Just trying to make sense of the care homes data
www.ons.gov.uk/peoplepopulationandcommunity/birthsdeathsandmarriages/deaths/datasets/numberofdeathsincarehomesnotifiedtothecarequalitycommissionengland
It is quite a poor quality piece of work:
the data is by date of report to CQC, yet alternative data sources are by date of death and/or death certificate, so none of the dates match up.
What it does show is that for the latest week, to 8 May by report date, the total of deaths in care homes minus those with covid-19 was 2,000, which is below the England average around 2300. The week to 17 April had 3500 deaths by the same measure, and the week to 10 April would have been even higher, but the report doesn't start till 11-17 April, so it's a bit shit tbh.

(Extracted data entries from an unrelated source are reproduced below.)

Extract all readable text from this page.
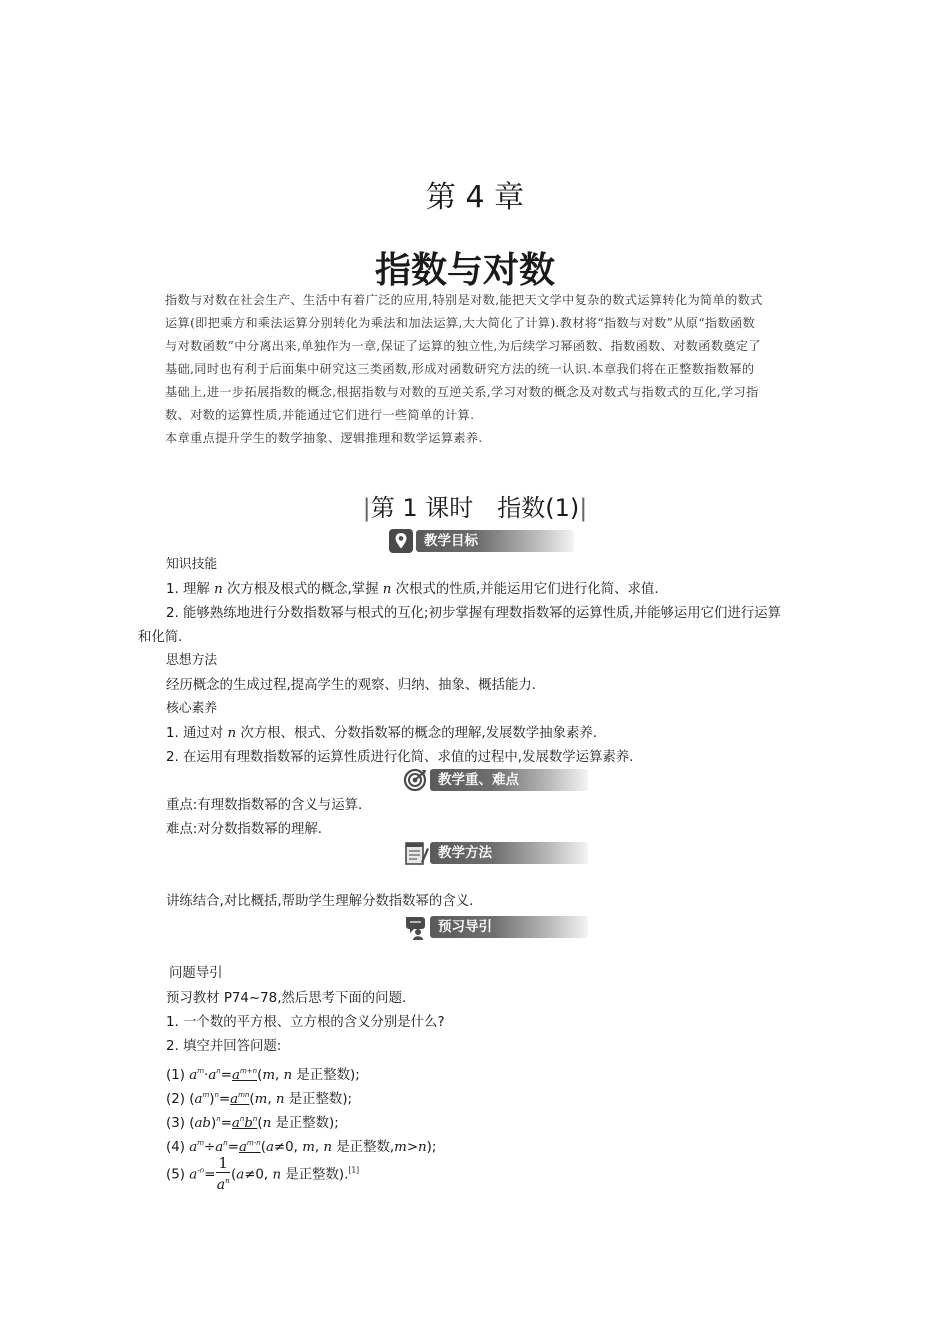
第 4 章
指数与对数

指数与对数在社会生产、生活中有着广泛的应用,特别是对数,能把天文学中复杂的数式运算转化为简单的数式运算(即把乘方和乘法运算分别转化为乘法和加法运算,大大简化了计算).教材将“指数与对数”从原“指数函数与对数函数”中分离出来,单独作为一章,保证了运算的独立性,为后续学习幂函数、指数函数、对数函数奠定了基础,同时也有利于后面集中研究这三类函数,形成对函数研究方法的统一认识.本章我们将在正整数指数幂的基础上,进一步拓展指数的概念,根据指数与对数的互逆关系,学习对数的概念及对数式与指数式的互化,学习指数、对数的运算性质,并能通过它们进行一些简单的计算.

本章重点提升学生的数学抽象、逻辑推理和数学运算素养.

|第 1 课时　指数(1)|
教学目标
知识技能
1. 理解 n 次方根及根式的概念,掌握 n 次根式的性质,并能运用它们进行化简、求值.
2. 能够熟练地进行分数指数幂与根式的互化;初步掌握有理数指数幂的运算性质,并能够运用它们进行运算
和化简.
思想方法
经历概念的生成过程,提高学生的观察、归纳、抽象、概括能力.
核心素养
1. 通过对 n 次方根、根式、分数指数幂的概念的理解,发展数学抽象素养.
2. 在运用有理数指数幂的运算性质进行化简、求值的过程中,发展数学运算素养.
教学重、难点
重点:有理数指数幂的含义与运算.
难点:对分数指数幂的理解.
教学方法
讲练结合,对比概括,帮助学生理解分数指数幂的含义.
预习导引
问题导引
预习教材 P74~78,然后思考下面的问题.
1. 一个数的平方根、立方根的含义分别是什么?
2. 填空并回答问题:
(1) $a^m\cdot a^n=a^{m+n}(m$, n 是正整数);
(2) $(a^m)^n=a^{mn}(m$, n 是正整数);
(3) $(ab)^n=a^nb^n(n$ 是正整数);
(4) $a^m\div a^n=a^{m-n}(a\ne 0$, m, n 是正整数,m>n);
(5) $a^{-n}= \frac{1}{a^n} (a\ne 0$, n 是正整数).[1]
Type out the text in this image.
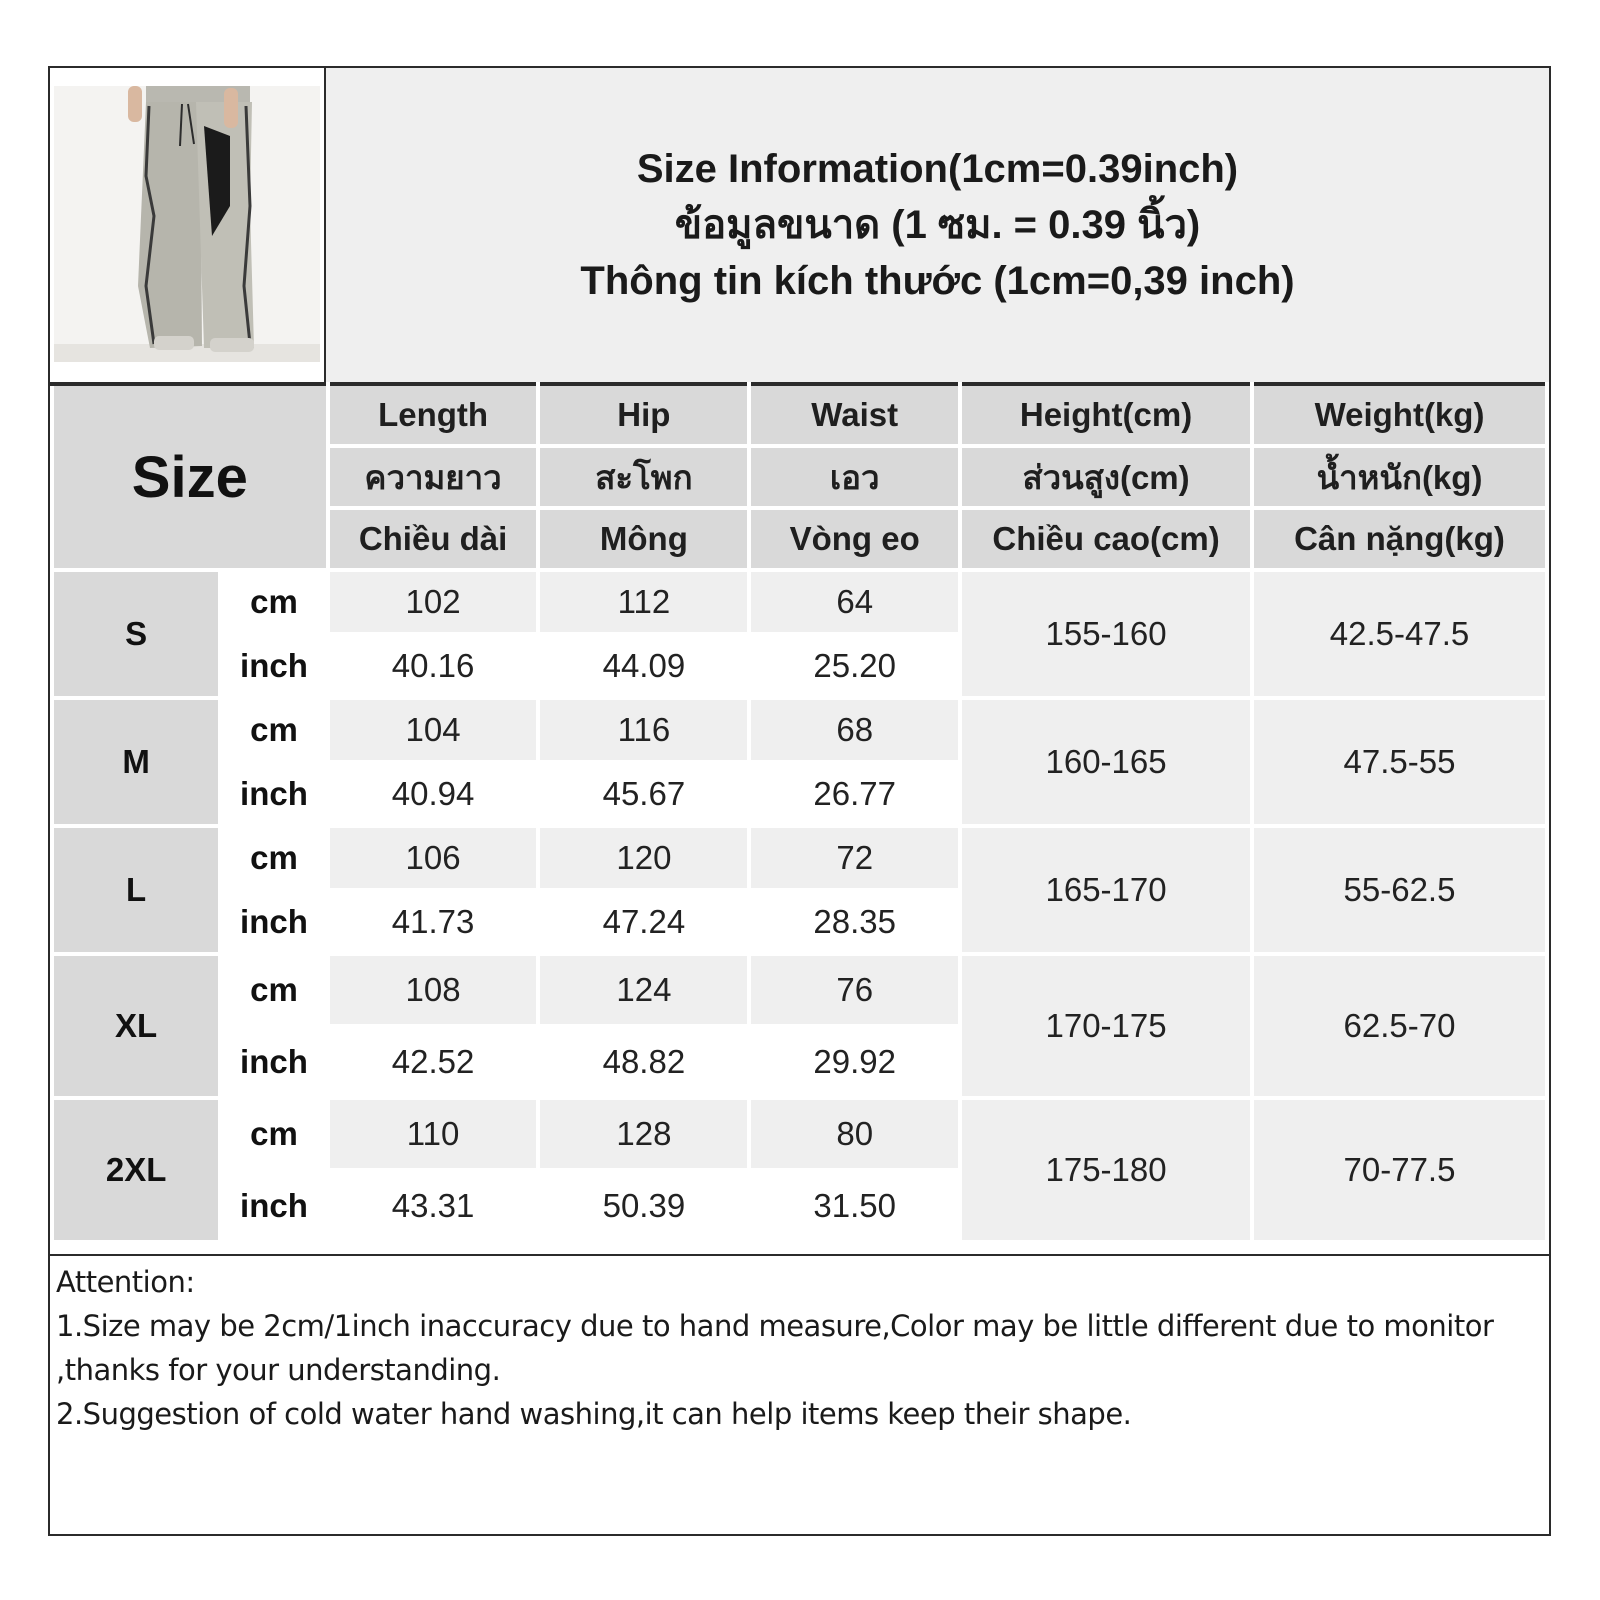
Size Information(1cm=0.39inch)
ข้อมูลขนาด (1 ซม. = 0.39 นิ้ว)
Thông tin kích thước (1cm=0,39 inch)
Size		Length	Hip	Waist	Height(cm)	Weight(kg)
		ความยาว	สะโพก	เอว	ส่วนสูง(cm)	น้ำหนัก(kg)
		Chiều dài	Mông	Vòng eo	Chiều cao(cm)	Cân nặng(kg)
S	cm	102	112	64	155-160	42.5-47.5
	inch	40.16	44.09	25.20		
M	cm	104	116	68	160-165	47.5-55
	inch	40.94	45.67	26.77		
L	cm	106	120	72	165-170	55-62.5
	inch	41.73	47.24	28.35		
XL	cm	108	124	76	170-175	62.5-70
	inch	42.52	48.82	29.92		
2XL	cm	110	128	80	175-180	70-77.5
	inch	43.31	50.39	31.50		
Attention:
1.Size may be 2cm/1inch inaccuracy due to hand measure,Color may be little different due to monitor ,thanks for your understanding.
2.Suggestion of cold water hand washing,it can help items keep their shape.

It's also not possible to see what the normal number of deaths of care home residents by place of death (i.e. WHERE they are dying as in hospital vs care home - the ONS weekly death stats only cover the place of death, not the place of residence)
What IS however apparent is that the care homes appear to be achieving herd immunity, in that the deaths for week of report to 8 May are way below the deaths by week of occurrence in the latest ONS release, at 3500 by CQC week of report to 8 May vs 6100 by week of occurrence to 1May.
This 3500 is bollocks in that we had VE Day on Friday, so there are straightforwardly 400 deaths missing from the data for the sole reason of the bank holiday, however even so it's 20% down on the previous week.
So there can't be too many care home residents left to catch covid-19. Antibody tests would be interesting.